Авессалом смотрит на скалы так, будто заметил их только сейчас.
– Фьорд назван в честь вашего короля, надо думать.
– Не все с этим согласны, – говорит капитан Лейфссон.
– Что фьорд назван в честь короля?
– Что он наш король. Не все одобряют конвенцию.
– Это закон, – говорит Авессалом без намека на юмор, который явственно слышался в голосе капитана. – Закон не нуждается в одобрении.
– Безусловно, – с легким поклоном отвечает ему капитан. Урса вдруг понимает, что вцепилась в его руку и ослабляет хватку. Скулы Авессалома напряжены, на них играют желваки. – Мы совершаем прогулку по палубе. Не желаете присоединиться?
Авессалом резко дергает головой и снова смотрит на скалы. Урса глядит на его руки, сжимающие леер. Наверное, он молился, пока они не подошли.

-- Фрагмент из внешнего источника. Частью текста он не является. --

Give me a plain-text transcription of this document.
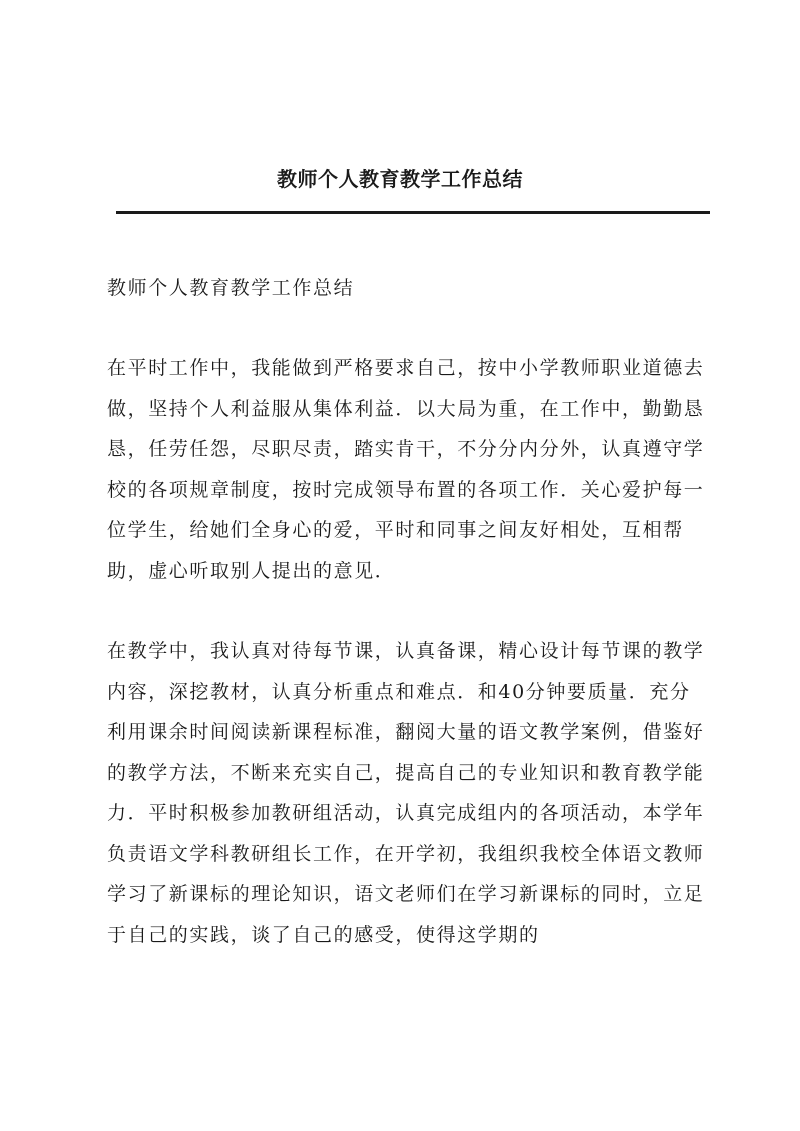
教师个人教育教学工作总结

教师个人教育教学工作总结

在平时工作中，我能做到严格要求自己，按中小学教师职业道德去做，坚持个人利益服从集体利益．以大局为重，在工作中，勤勤恳恳，任劳任怨，尽职尽责，踏实肯干，不分分内分外，认真遵守学校的各项规章制度，按时完成领导布置的各项工作．关心爱护每一位学生，给她们全身心的爱，平时和同事之间友好相处，互相帮助，虚心听取别人提出的意见．

在教学中，我认真对待每节课，认真备课，精心设计每节课的教学内容，深挖教材，认真分析重点和难点．和40分钟要质量．充分利用课余时间阅读新课程标准，翻阅大量的语文教学案例，借鉴好的教学方法，不断来充实自己，提高自己的专业知识和教育教学能力．平时积极参加教研组活动，认真完成组内的各项活动，本学年负责语文学科教研组长工作，在开学初，我组织我校全体语文教师学习了新课标的理论知识，语文老师们在学习新课标的同时，立足于自己的实践，谈了自己的感受，使得这学期的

Между ними звенит напряженная тишина. Неожиданная встреча с мужем напомнила Урсе о страхе. Воздух и море пахнут льдом: чистым ничто. Ее пробирает озноб. Внутри все сжимается и как будто затягивается в тугой узел, даже когда она больше не видит Авессалома. Фьорд нависает над нею могучей тенью, под этой пронизывающей прохладой Урса пытается расслабиться.
– Стало быть, вы не помните? – капитан Лейфссон говорит очень тихо, словно почувствовав ее панику.
Эти званые ужины и обеды прекратились, когда Урсе исполнилось одиннадцать. В детстве все взрослые казались ей на одно лицо: все нарядные, недостижимые, старые. Все мужчины обязательно с бородой и усами. Она к ним не приглядывалась, она просто радовалась, что ее допускают в этот удивительный мир взрослого смеха и табачного дыма. Она даже не помнит, как пряталась под столом: наверняка это случалось нечасто, может быть, раз или два, когда папа был погружен в интересную беседу и не замечал ее шалостей, а мама смотрела сквозь пальцы.